In other words, it is not enough to simply transpose from one medium to another; there has to be a level of interpretation. The greatest super-hero adaptations – The Dark Knight, Spider-Man 2 – do exactly that. They take what is great about the comic book medium and apply it to what is great about the movies. The one truly exhilarating shot in all of Watchmen is a brief glimpse of Rorschach rapelling silently down a wall, and it astonishes us not because it looks just like something Dave Gibbons drew in the comic book but because it provides us with something Dave Gibbons couldn’t – graceful, fluid movement and a sense of what it might be like for these people to exist and to move through three-dimensional space. If only there were more moments like those, that built on the foundations of the source, instead of picking the foundation up piece by piece and reassembling it at another spot.

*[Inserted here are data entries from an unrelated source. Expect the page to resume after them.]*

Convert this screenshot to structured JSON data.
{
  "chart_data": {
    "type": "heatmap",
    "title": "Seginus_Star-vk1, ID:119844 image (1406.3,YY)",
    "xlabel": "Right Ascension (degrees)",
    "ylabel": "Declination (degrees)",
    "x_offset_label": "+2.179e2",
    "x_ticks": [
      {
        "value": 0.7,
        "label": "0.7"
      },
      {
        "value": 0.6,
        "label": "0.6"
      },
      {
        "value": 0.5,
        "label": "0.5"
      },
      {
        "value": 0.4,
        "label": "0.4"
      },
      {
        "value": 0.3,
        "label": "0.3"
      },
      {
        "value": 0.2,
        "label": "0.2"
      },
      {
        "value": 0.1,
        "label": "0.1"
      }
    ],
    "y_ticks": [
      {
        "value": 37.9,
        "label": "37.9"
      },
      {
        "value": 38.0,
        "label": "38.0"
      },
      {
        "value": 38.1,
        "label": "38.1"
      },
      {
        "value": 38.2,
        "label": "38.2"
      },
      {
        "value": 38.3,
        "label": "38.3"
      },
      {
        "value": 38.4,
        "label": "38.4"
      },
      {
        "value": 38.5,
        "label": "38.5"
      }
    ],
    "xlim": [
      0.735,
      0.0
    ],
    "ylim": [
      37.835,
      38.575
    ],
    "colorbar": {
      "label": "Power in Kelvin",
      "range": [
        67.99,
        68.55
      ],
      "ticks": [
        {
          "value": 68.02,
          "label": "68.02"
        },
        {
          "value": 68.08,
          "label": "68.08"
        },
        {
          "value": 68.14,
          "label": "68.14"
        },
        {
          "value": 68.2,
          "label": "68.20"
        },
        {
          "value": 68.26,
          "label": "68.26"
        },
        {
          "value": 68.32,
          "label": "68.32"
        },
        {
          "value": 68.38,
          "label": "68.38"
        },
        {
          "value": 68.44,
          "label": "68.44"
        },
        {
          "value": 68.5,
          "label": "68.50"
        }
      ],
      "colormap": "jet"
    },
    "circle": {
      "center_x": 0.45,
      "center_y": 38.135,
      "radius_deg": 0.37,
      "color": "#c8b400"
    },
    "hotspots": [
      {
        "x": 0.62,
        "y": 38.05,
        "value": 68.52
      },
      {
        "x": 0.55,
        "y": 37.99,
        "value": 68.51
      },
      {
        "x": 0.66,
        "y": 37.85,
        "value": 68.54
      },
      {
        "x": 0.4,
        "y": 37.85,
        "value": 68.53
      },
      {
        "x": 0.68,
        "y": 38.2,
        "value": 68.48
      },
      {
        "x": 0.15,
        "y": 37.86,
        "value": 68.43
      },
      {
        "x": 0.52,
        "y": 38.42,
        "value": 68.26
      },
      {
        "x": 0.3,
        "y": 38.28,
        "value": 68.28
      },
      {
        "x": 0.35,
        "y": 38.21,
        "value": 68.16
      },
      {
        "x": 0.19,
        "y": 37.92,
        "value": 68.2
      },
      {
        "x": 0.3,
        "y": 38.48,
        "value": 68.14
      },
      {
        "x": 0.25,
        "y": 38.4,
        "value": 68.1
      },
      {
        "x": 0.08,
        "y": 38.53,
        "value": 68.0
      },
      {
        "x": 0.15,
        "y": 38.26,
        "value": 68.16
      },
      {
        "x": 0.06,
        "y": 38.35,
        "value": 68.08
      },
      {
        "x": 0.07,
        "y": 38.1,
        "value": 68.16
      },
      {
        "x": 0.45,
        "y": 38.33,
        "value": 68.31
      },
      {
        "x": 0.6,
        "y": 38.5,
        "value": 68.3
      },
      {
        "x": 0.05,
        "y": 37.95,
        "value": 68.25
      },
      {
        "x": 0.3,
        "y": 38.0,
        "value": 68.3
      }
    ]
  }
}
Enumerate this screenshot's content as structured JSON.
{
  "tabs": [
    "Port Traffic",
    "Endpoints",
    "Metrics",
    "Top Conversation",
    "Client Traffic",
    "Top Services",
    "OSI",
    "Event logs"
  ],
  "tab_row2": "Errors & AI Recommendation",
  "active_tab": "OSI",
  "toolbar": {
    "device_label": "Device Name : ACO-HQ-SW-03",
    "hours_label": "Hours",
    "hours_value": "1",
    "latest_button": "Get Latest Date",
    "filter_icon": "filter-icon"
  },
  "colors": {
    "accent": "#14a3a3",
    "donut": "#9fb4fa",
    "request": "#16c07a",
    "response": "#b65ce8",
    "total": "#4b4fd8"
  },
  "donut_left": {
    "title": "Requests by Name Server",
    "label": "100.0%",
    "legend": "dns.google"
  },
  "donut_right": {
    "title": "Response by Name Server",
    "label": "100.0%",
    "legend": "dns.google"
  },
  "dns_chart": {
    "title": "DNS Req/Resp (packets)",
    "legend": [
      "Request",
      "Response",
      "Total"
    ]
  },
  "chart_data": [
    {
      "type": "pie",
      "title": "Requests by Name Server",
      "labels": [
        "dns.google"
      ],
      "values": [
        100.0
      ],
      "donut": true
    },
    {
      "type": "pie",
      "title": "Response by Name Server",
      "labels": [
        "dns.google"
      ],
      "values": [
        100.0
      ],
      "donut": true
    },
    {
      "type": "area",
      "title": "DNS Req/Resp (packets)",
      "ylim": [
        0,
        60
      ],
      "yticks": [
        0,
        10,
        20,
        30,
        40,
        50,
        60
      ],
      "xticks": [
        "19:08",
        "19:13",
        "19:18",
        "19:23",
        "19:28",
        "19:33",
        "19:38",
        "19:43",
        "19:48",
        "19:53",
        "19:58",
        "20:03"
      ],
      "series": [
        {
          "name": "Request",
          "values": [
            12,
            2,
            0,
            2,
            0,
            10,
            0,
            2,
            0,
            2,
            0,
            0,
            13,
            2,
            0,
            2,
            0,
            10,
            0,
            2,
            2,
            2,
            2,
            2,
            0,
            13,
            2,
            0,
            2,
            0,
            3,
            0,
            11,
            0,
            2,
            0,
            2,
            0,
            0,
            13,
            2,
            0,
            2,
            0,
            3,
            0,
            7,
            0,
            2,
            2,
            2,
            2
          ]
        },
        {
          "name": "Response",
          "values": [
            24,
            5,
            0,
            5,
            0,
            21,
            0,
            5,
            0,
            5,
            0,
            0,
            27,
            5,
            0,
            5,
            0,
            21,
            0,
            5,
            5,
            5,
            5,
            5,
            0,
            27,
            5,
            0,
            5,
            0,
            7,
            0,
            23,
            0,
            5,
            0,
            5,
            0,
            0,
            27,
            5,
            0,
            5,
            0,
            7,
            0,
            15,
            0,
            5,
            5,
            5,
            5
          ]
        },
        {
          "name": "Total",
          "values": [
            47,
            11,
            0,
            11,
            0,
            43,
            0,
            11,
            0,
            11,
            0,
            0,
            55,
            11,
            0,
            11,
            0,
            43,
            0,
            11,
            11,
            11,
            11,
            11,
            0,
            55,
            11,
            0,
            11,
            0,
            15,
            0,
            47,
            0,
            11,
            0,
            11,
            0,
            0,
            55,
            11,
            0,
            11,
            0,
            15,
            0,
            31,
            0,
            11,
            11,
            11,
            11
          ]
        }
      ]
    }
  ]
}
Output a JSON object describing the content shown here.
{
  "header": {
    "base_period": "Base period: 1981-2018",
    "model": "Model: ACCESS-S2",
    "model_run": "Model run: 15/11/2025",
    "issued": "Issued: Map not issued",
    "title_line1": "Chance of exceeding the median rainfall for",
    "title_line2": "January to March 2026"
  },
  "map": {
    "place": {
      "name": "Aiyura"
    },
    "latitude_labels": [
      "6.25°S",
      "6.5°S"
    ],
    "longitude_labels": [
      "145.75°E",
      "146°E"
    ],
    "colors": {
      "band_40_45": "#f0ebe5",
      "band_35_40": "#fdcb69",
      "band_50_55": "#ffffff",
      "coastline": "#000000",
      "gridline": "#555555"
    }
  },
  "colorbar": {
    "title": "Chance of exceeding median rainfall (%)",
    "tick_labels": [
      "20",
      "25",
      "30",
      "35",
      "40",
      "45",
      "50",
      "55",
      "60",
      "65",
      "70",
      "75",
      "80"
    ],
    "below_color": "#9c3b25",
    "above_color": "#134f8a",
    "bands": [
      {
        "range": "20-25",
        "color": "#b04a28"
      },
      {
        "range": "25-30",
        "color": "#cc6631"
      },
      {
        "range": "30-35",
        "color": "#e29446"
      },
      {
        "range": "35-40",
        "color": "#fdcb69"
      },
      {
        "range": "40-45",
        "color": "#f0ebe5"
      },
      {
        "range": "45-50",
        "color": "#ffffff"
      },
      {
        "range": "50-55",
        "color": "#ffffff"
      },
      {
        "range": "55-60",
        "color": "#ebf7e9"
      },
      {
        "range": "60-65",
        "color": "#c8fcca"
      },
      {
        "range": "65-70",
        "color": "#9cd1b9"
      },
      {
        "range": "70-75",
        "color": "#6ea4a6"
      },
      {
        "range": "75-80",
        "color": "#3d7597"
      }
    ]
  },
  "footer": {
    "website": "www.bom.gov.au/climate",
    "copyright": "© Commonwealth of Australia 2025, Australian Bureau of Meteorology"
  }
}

It’s as if Snyder, desperate for Moore’s approval, set out to make something so obsessively faithful that the author would suddenly reverse himself and anoint the movie as a legitimate successor to his work. But that approach is a dead end. Moore rejects any cinematic Watchmen on basic principles, and nothing is going to change his curmudgeonly mind; the only way to truly adhere to his vision of Watchmen would be to not make the movie in the first place. Too bad Snyder didn’t instead take a page from his own filmmography, and approach Watchmen the way he did his superb remake of Dawn of the Dead, where he managed to distill the essence of what made the original work great while also giving it a unique and creative spin. Instead, he made something so starched with accuracy he inadvertently proved Moore’s point.